Réaction des marchés
Le yen s'est initialement raffermi à 160,05 pour un dollar après l'annonce, avant de réduire ses gains pour s'échanger à 160,21. Les contrats à terme sur obligations ont conservé leurs pertes alors que les investisseurs digéraient ce virage restrictif. Le taux était proche de zéro depuis deux décennies, et la BOJ n'a commencé à le relever qu'en mars 2024, mettant fin à 17 ans de gel.
Absence du gouverneur
Kazuo Ueda, figure centrale de la décision sur les taux, a manqué la réunion pour la première fois depuis sa prise de fonction. Il avait exprimé son soutien à une politique plus restrictive ces dernières semaines.
Même si la situation reste incertaine, s'il est jugé que les risques de hausse des prix l'emportent sur les risques de baisse de l'activité économique, il sera nécessaire de discuter en profondeur des avantages et des inconvénients d'une hausse du taux d'intérêt directeur.
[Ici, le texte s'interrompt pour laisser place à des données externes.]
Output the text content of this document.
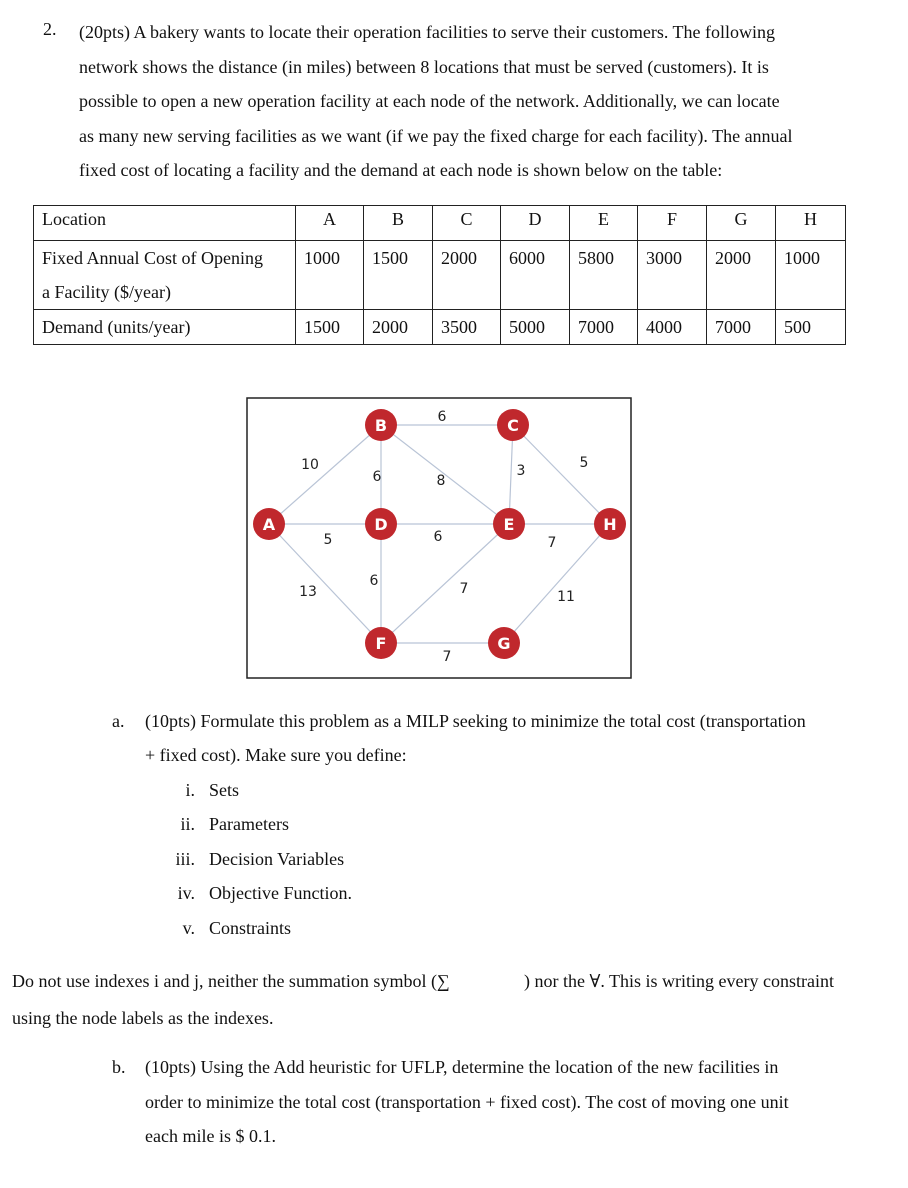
2. (20pts) A bakery wants to locate their operation facilities to serve their customers. The following
network shows the distance (in miles) between 8 locations that must be served (customers). It is
possible to open a new operation facility at each node of the network. Additionally, we can locate
as many new serving facilities as we want (if we pay the fixed charge for each facility). The annual
fixed cost of locating a facility and the demand at each node is shown below on the table:
Location	A	B	C	D	E	F	G	H

Fixed Annual Cost of Opening
a Facility ($/year)	1000	1500	2000	6000	5800	3000	2000	1000
Demand (units/year)	1500	2000	3500	5000	7000	4000	7000	500
6
10
6	8
3	5
5	6	7
13
6	7
7
11
A
B	C
D	E
F	G
H
a. (10pts) Formulate this problem as a MILP seeking to minimize the total cost (transportation
+ fixed cost). Make sure you define:
i. Sets
ii. Parameters
iii. Decision Variables
iv. Objective Function.
v. Constraints
Do not use indexes i and j, neither the summation symbol (∑	) nor the ∀. This is writing every constraint
using the node labels as the indexes.
b. (10pts) Using the Add heuristic for UFLP, determine the location of the new facilities in
order to minimize the total cost (transportation + fixed cost). The cost of moving one unit
each mile is $ 0.1.
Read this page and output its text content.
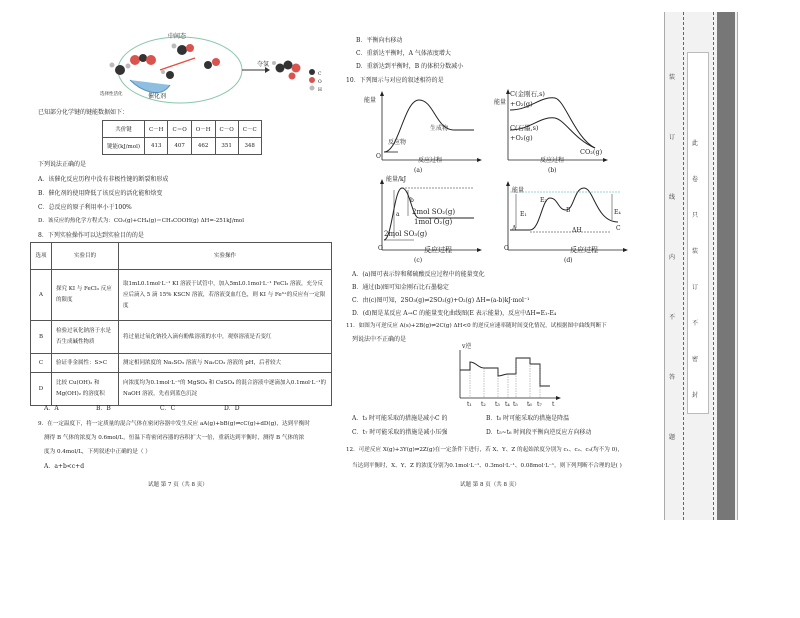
中间态
选择性活化	催化剂
夺氢
C
O
H
已知部分化学键的键能数据如下：
共价键	C－H	C＝O	O－H	C－O	C－C
键能(kJ/mol)	413	407	462	351	348
下列说法正确的是
A．该催化反应历程中没有非极性键的断裂和形成
B．催化剂的使用降低了该反应的活化能和焓变
C．总反应的原子利用率小于100%
D．该反应的热化学方程式为：CO₂(g)+CH₄(g)＝CH₃COOH(g) ΔH=-251kJ/mol
8．下列实验操作可以达到实验目的的是
选项	实验目的	实验操作
A	探究 KI 与 FeCl₃ 反应的限度	取1mL0.1mol·L⁻¹ KI 溶液于试管中，加入5mL0.1mol·L⁻¹ FeCl₃ 溶液，充分反应后滴入 5 滴 15% KSCN 溶液，若溶液变血红色，则 KI 与 Fe³⁺的反应有一定限度
B	检验过氧化钠溶于水是否生成碱性物质	将过量过氧化钠投入滴有酚酞溶液的水中，观察溶液是否变红
C	验证非金属性：S>C	测定相同浓度的 Na₂SO₃ 溶液与 Na₂CO₃ 溶液的 pH，后者较大
D	比较 Cu(OH)₂ 和 Mg(OH)₂ 的溶度积	向浓度均为0.1mol·L⁻¹的 MgSO₄ 和 CuSO₄ 的混合溶液中逐滴加入0.1mol·L⁻¹的 NaOH 溶液，先看到蓝色沉淀
A．A	B．B	C．C	D．D
9．在一定温度下，将一定质量的混合气体在密闭容器中发生反应 aA(g)+bB(g)⇌cC(g)+dD(g)，达到平衡时
测得 B 气体的浓度为 0.6mol/L，恒温下将密闭容器的容积扩大一倍，重新达到平衡时，测得 B 气体的浓
度为 0.4mol/L，下列叙述中正确的是（ ）
A．a+b<c+d
试题 第 7 页（共 8 页）
B．平衡向右移动
C．重新达平衡时，A 气体浓度增大
D．重新达到平衡时，B 的体积分数减小
10．下列图示与对应的叙述相符的是
能量
反应物
生成物
O
反应过程
(a)
能量
C(金刚石,s)
+O₂(g)
C(石墨,s)
+O₂(g)
CO₂(g)
反应过程
(b)
能量/kJ
a
b
2mol SO₂(g)
1mol O₂(g)
2mol SO₃(g)
O	反应过程
(c)
能量
E₁
E₂
E₄
A
B
C
ΔH
O	反应过程
(d)
A．(a)图可表示锌和稀硫酸反应过程中的能量变化
B．通过(b)图可知金刚石比石墨稳定
C．由(c)图可知，2SO₃(g)⇌2SO₂(g)+O₂(g) ΔH=(a-b)kJ·mol⁻¹
D．(d)图是某反应 A→C 的能量变化曲线图(E 表示能量)，反应中ΔH=E₁-E₄
11．如图为可逆反应 A(s)+2B(g)⇌2C(g) ΔH<0 的逆反应速率随时间变化情况，试根据图中曲线判断下
列说法中不正确的是
v逆
t₁ t₂ t₃ t₄ t₅ t₆ t₇ t
A．t₃ 时可能采取的措施是减小C 的	B．t₅ 时可能采取的措施是降温
C．t₇ 时可能采取的措施是减小压强	D．t₅~t₆ 时间段平衡向逆反应方向移动
12．可逆反应 X(g)+3Y(g)⇌2Z(g)在一定条件下进行，若 X、Y、Z 的起始浓度分别为 c₁、c₂、c₃(均不为 0)，
当达到平衡时，X、Y、Z 的浓度分别为0.1mol·L⁻¹、0.3mol·L⁻¹、0.08mol·L⁻¹，则下列判断不合理的是( )
试题 第 8 页（共 8 页）
此
卷
只
装
订
不
密
封
装
订
线
内
不
答
题
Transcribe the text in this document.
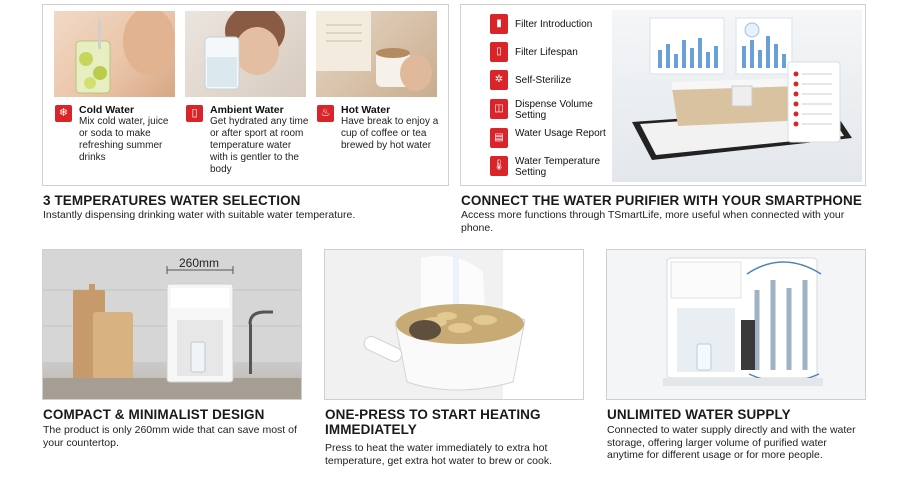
❄	Cold Water
Mix cold water, juice or soda to make refreshing summer drinks
▯	Ambient Water
Get hydrated any time or after sport at room temperature water with is gentler to the body
♨	Hot Water
Have break to enjoy a cup of coffee or tea brewed by hot water
3 TEMPERATURES WATER SELECTION
Instantly dispensing drinking water with suitable water temperature.
▮	Filter Introduction
▯	Filter Lifespan
✲	Self-Sterilize
◫	Dispense Volume Setting
▤	Water Usage Report
🌡 Water Temperature Setting
CONNECT THE WATER PURIFIER WITH YOUR SMARTPHONE
Access more functions through TSmartLife, more useful when connected with your phone.
260mm
COMPACT & MINIMALIST DESIGN
The product is only 260mm wide that can save most of your countertop.
ONE-PRESS TO START HEATING IMMEDIATELY
Press to heat the water immediately to extra hot temperature, get extra hot water to brew or cook.
UNLIMITED WATER SUPPLY
Connected to water supply directly and with the water storage, offering larger volume of purified water anytime for different usage or for more people.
Inflation et pressions énergétiques
Les prix de gros au Japon ont augmenté de plus de 6 % en mai par rapport à l'année précédente, soit le rythme le plus rapide en trois ans. La flambée des prix mondiaux de l'énergie, alimentée en partie par la guerre en Iran, a nourri l'inflation dans cette économie dépendante des importations. Toutefois, l'inflation à la consommation en avril s'établissait à 1,4 %, en dessous de l'objectif de 2 % de la BOJ.
Après vingt ans de déflation, le Japon est désormais dans un cycle inflationniste. La politique monétaire de gestion de crise n'est plus nécessaire et la BOJ souhaite revenir à une politique monétaire normale.
Contexte politique
La Première ministre Sanae Takaichi, partisane d'une expansion budgétaire, avait précédemment écarté l'idée de hausses de taux. Elle n'a pas critiqué publiquement la décision de mardi, bien qu'elle soit confrontée à la pression de réduire le coût de la vie. L'arbitrage de la BOJ est délicat : des taux plus élevés aident à maîtriser l'inflation mais augmentent les coûts d'emprunt pour le gouvernement et les entreprises.